Confidências e Desabafos de Savarin (82.2)

Caro JP

As Coisas que a Gente Aprende nestes Intercâmbios ou Aqui Vai Mais Caneja com Direito a Confraria e Tudo:


CANEJA D'INFUNDICE, UM PETISCO CONTRA O PRECONCEITO

21/05/2001 | Comer. beber e dançar
O tubarão ou o seu parente cação são bicharocos que, à primeira vista, repugnam aos olhos, quanto mais ao paladar.

Não nos apressemos, porém, nem deixemos lugar para o preconceito onde só deve haver curiosidade e largueza de espírito, como deve ser o caso quando de comida se trata.

Em Portugal, no interior alentejano, faz-se uma sopa com cação fresco, farinha de trigo, azeite, vinagre, alho, um ramo de coentros ou de poejos e fatias de pão de trigo que deixará rendido o paladar mais exigente, sobretudo se identificado com os segredos da dieta mediterrânica.

Percebe-se que, numa região do interior, onde já foi difícil, por insuficiências de vias de comunicação, fazer chegar os peixes mais delicados, o talento culinário se tenha apropriado de um monstrinho marinho mais resistente à decomposição fazendo dele um petisco apaladado e muito apreciado.

Estranho é que numa conhecida praia do litoral português, muito rica em peixes e mariscos nobres, a Ericeira " localizada a uns 50 quilómetros de Lisboa ", um parente do cação, a caneja, que dele se distingue por ter as barbatanas peitorais mais pequenas e apresentar, quer no dorso quer nos lados, pintas escuras, seja altamente considerado pelos pescadores locais.

Com a agravante da caneja não ser consumida fresca, mas apenas depois de ser submetida a uma cura que dura uma semana, fazendo-a adquirir um aroma muito intenso e característico, a que os locais chamam "infundice", palavra que os dicionários registam como significando "barrela de urina, em que se põe de molho a roupa muito suja, para depois se lavar melhor".

De forma menos chocante, digamos que a caneja d'infundice liberta, antes da cozedura, um intenso cheiro a amoníaco.
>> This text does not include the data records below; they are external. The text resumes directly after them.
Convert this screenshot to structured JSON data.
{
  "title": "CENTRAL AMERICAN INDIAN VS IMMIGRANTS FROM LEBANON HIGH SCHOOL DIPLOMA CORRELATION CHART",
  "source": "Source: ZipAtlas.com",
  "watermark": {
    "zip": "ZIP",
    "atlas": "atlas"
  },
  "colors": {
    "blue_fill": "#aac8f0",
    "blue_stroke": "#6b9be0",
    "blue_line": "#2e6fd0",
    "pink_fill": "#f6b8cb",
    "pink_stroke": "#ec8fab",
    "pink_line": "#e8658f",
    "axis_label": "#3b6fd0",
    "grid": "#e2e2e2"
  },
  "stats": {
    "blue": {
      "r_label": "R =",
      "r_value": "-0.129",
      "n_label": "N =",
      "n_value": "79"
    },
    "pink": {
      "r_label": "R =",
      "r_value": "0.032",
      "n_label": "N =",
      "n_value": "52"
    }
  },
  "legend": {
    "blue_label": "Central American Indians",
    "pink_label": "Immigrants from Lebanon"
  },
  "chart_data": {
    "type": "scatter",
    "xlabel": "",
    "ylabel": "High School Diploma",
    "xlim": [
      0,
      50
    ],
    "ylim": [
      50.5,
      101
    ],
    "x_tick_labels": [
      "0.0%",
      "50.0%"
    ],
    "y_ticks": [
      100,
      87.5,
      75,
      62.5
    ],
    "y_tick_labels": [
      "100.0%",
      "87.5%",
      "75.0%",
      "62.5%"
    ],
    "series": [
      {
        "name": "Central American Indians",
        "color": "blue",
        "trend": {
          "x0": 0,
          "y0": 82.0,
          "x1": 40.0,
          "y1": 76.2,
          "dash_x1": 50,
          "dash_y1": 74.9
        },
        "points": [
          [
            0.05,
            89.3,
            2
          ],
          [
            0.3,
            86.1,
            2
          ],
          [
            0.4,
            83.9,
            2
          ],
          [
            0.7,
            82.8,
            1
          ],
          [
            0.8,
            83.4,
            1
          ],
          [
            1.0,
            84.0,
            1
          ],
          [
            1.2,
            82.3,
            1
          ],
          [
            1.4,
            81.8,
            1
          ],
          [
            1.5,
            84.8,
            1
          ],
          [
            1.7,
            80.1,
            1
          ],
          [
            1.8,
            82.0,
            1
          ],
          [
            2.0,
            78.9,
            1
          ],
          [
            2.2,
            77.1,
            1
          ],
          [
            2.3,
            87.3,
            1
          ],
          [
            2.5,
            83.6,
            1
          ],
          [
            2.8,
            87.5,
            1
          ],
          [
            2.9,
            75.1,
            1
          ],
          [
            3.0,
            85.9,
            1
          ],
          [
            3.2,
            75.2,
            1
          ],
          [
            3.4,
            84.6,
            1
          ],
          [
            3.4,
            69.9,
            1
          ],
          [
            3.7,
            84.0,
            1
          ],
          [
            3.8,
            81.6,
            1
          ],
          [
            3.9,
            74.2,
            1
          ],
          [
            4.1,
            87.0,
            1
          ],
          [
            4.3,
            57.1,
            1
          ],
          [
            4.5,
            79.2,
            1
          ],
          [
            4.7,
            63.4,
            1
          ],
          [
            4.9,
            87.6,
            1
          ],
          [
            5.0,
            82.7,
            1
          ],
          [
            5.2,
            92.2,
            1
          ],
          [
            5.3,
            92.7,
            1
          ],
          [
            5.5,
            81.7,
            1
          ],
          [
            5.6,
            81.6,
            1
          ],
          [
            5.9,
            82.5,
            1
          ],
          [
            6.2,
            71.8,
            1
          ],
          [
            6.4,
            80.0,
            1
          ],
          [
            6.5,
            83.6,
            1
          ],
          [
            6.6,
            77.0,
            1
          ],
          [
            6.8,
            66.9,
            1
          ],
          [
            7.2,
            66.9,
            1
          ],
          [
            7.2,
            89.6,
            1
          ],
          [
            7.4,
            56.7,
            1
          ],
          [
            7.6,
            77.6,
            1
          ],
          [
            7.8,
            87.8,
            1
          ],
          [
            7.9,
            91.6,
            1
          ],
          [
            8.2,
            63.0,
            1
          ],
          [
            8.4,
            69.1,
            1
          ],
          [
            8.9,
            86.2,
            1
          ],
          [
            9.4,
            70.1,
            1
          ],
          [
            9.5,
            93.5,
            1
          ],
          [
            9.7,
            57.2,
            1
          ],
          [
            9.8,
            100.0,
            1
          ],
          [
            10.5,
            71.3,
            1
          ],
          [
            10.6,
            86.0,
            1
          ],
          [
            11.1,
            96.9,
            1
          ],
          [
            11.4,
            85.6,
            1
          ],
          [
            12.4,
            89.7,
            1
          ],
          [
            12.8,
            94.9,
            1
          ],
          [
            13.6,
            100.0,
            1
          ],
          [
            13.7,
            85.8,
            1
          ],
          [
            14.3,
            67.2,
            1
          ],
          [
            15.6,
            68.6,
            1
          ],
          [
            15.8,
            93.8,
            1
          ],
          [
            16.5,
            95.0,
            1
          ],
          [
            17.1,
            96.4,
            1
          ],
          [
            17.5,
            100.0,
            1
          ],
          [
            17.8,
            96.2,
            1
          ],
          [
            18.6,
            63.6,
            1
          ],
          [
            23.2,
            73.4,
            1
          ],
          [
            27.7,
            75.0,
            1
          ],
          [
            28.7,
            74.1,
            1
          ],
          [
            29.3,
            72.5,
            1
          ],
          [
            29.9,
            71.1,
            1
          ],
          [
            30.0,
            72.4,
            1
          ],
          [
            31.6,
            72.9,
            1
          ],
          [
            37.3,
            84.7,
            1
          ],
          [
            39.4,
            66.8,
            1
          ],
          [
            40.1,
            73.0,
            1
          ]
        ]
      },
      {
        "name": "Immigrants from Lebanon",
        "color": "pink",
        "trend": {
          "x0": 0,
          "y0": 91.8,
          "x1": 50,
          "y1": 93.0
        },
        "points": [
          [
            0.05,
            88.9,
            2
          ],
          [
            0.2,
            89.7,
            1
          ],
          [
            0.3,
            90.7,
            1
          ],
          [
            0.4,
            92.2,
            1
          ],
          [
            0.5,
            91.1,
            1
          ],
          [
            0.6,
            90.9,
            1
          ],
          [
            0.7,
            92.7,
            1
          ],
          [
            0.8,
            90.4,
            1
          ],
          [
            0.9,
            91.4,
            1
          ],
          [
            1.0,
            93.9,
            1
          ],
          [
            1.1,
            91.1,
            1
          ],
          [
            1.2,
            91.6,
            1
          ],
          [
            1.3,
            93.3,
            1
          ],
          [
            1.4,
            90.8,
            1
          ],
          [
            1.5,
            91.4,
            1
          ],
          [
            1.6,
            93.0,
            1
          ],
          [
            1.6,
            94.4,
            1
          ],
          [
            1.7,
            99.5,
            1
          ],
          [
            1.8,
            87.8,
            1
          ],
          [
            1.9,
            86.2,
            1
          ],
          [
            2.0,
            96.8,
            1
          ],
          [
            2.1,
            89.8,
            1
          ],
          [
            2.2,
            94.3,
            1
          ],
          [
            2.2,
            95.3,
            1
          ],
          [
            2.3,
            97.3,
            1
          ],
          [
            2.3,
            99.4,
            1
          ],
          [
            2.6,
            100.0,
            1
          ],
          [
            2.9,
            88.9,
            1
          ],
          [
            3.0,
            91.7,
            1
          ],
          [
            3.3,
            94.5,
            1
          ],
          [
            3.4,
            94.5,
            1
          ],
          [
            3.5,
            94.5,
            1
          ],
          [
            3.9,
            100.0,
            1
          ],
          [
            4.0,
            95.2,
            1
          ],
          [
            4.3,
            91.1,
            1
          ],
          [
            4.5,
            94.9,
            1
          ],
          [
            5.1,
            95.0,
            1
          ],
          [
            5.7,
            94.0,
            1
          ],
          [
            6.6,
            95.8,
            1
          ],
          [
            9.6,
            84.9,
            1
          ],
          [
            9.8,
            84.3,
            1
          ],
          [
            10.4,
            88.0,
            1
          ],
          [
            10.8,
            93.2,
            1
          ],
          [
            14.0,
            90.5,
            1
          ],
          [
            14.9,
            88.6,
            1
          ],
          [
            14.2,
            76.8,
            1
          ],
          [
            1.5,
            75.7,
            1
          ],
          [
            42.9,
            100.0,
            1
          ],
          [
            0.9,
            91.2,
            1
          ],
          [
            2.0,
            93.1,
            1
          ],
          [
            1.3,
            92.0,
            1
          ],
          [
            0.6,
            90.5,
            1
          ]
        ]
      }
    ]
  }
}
Depois de apanhada, a caneja é amanhada e embrulha-se numa saca de serapilheira. Ao fim de três dias, tempera-se com um pouco de sal e volta-se a embrulhar durante mais quatro ou cinco dias, ao fim dos quais se junta mais um pouco de sal. Completada a semana de cura, que deve ser feita em local escuro ou mesmo enterrada, a caneja liberta o tal cheiro a amoníaco.

Depois, em água abundante, coze-se a caneja, que nesta operação perde o cheiro a "infundice". Serve-se com batatas cozidas, tudo temperado com azeite e vinagre. O resultado é um prato simples, em que o peixe tem um aspecto acinzentado e um cheiro levemente amoniacal, de sabor muito intenso e textura macia.

Curioso é que o azeite, que é dourado, fica com aspecto esbranquiçado e leitoso ao contacto com o peixe.

As gentes da Ericeira " onde este prato é considerado uma raridade e, por isso, só é preparado sob encomenda e em muito poucos lugares com porta aberta, daí que se deva reservar algum tempo para essa tarefa " sugerem que a caneja d'infundice seja acompanhada por um vinho tinto novo, muito encorpado e taninoso.

Cada garfada exige a companhia de um gole de tinto. Garantem que, mesmo um vinho de pouca qualidade, ganhará asas a acompanhar a caneja d'infundice. Esta será a opinião mais controversa de tudo o que se encontra ligado a este tão peculiar petisco. Um vinho de pouca qualidade nunca deve ter lugar à mesa de pessoas decentes.

Parece horrível a caneja d'infundice? Parece. Mas e a caça "faisandée"? E os queijos a que os bolores azuis dão odores e sabores saponáceos, como os apreciadíssimos "Roquefort" e "Stilton"? E também não há quem garanta, ante o delícadíssimo paladar e a untuosidade celestial do caviar de esturjão, que, tratando-se de ovas, preferem as de pescada? Como escreveu, com génio, o poeta português Fernando Pessoa, quando provou a Coca-Cola, "a princípio estranha-se, depois entranha-se".

Daí que não se deva desistir à primeira. A caneja d'infundice, mais do que um petisco com o seu quê de inusitado, pode ser encarada como uma lição contra o preconceito. Ou um hino à diferença. Aí está!

Há na Ericeira uma confraria da caneja d"infundice, que assumiu o encargo de preservar e divulgar este prato estranho e raro.